The number-matching part of the regex can match numbers with or without .
and, if there is .
, it can also be just leading or trailing (in this case clearly not before the -
sign). You can also allow an optional +
instead of the -
, by using [+-]
instead of -
.
Unfortunately it seems Python does not allow variable length lookbehind, so I cannot put the \s*
in it; the consequence is that the spaces between the :
and the number are part of the match. This in general could be no problem, as leading spaces when giving a number to a program are generally skipped automatically.
However, you can still remove the first ?:
in the regex above to make the number-matching group capturing, so that the number is available as \1
.
The example is here.
Upvotes: 1
Reputation: 167
I have this:
(?<=airline_freq\:\s\s)(\d+\.\d+)
In [2]: import re
...: s = "DATA:init: 221.000OTHER:airline_freq: 14.123456FEATURE:airline_amp: 0.333887 more text"

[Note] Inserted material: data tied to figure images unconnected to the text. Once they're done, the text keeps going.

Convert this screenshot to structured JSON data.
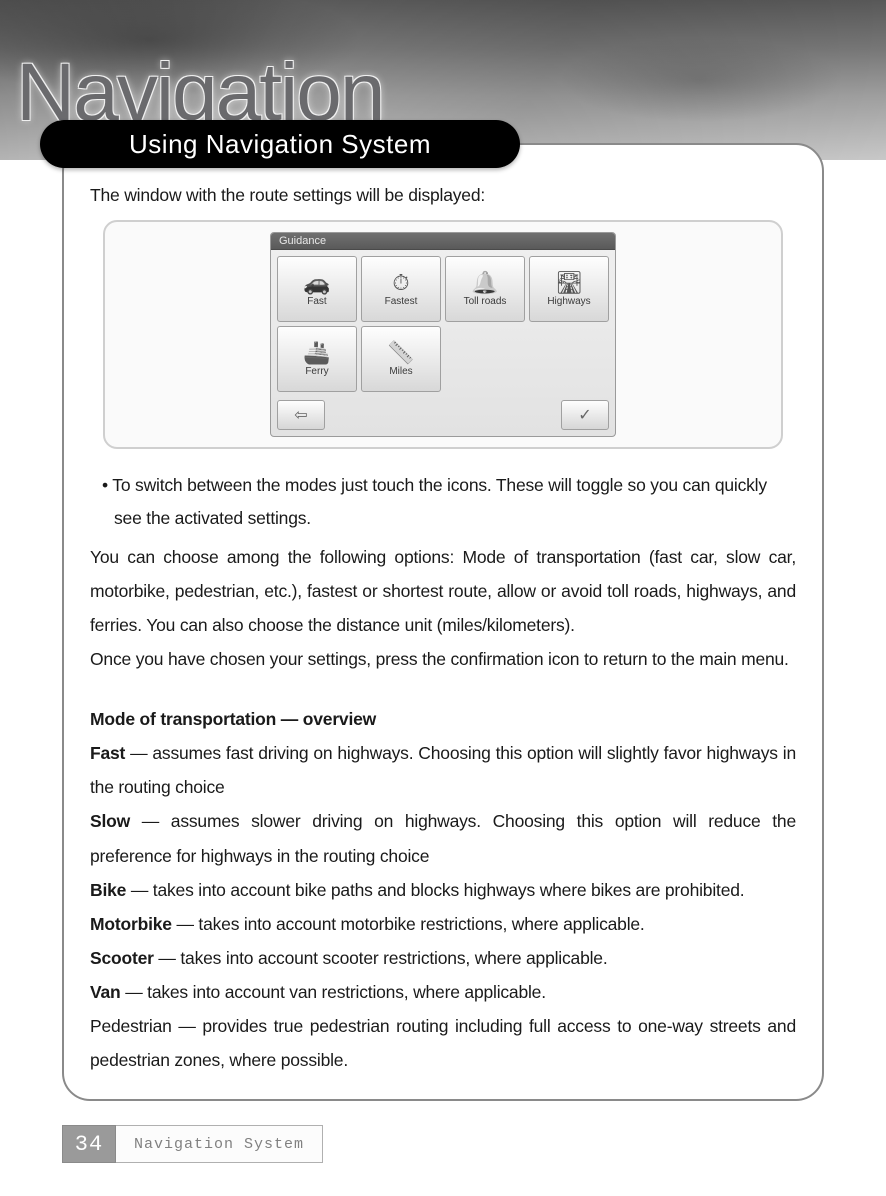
{
  "banner": {
    "title": "Navigation"
  },
  "section_tab": "Using Navigation System",
  "intro": "The window with the route settings will be displayed:",
  "screenshot": {
    "titlebar": "Guidance",
    "tiles": [
      {
        "icon": "🚗",
        "label": "Fast"
      },
      {
        "icon": "⏱",
        "label": "Fastest"
      },
      {
        "icon": "🔔",
        "label": "Toll roads"
      },
      {
        "icon": "🛣",
        "label": "Highways"
      },
      {
        "icon": "🚢",
        "label": "Ferry"
      },
      {
        "icon": "📏",
        "label": "Miles"
      }
    ],
    "back_icon": "⇦",
    "ok_icon": "✓"
  },
  "bullet": "• To switch between the modes just touch the icons. These will toggle so you can quickly see the activated settings.",
  "para1": "You can choose among the following options: Mode of transportation (fast car, slow car, motorbike, pedestrian, etc.), fastest or shortest route, allow or avoid toll roads, highways, and ferries. You can also choose the distance unit (miles/kilometers).",
  "para2": "Once you have chosen your settings, press the confirmation icon to return to the main menu.",
  "overview_heading": "Mode of transportation — overview",
  "modes": {
    "fast": {
      "label": "Fast",
      "text": " — assumes fast driving on highways. Choosing this option will slightly favor highways in the routing choice"
    },
    "slow": {
      "label": "Slow",
      "text": " — assumes slower driving on highways. Choosing this option will reduce the preference for highways in the routing choice"
    },
    "bike": {
      "label": "Bike",
      "text": " — takes into account bike paths and blocks highways where bikes are prohibited."
    },
    "motorbike": {
      "label": "Motorbike",
      "text": " — takes into account motorbike restrictions, where applicable."
    },
    "scooter": {
      "label": "Scooter",
      "text": " — takes into account scooter restrictions, where applicable."
    },
    "van": {
      "label": "Van",
      "text": " — takes into account van restrictions, where applicable."
    },
    "pedestrian": "Pedestrian — provides true pedestrian routing including full access to one-way streets and pedestrian zones, where possible."
  },
  "footer": {
    "page_number": "34",
    "label": "Navigation System"
  },
  "colors": {
    "tab_bg": "#000000",
    "tab_text": "#ffffff",
    "panel_border": "#8a8a8a",
    "body_text": "#1a1a1a",
    "footer_num_bg": "#9a9a9a",
    "footer_label_text": "#808080"
  }
}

...: m = re.search(r'(?<=airline_freq\:\s\s)(\d+\.\d+)', s)
...: m.group()
Out[2]: '14.123456'
Test: https://regexr.com/51q41
If you're not sure about the number of spaces between airline_freq: and the desired float number, you can use:
(?<=airline_freq\:)\s*(\d+\.\d+)
and m.group().lstrip()
to get rid of the left spaces.
Upvotes: 0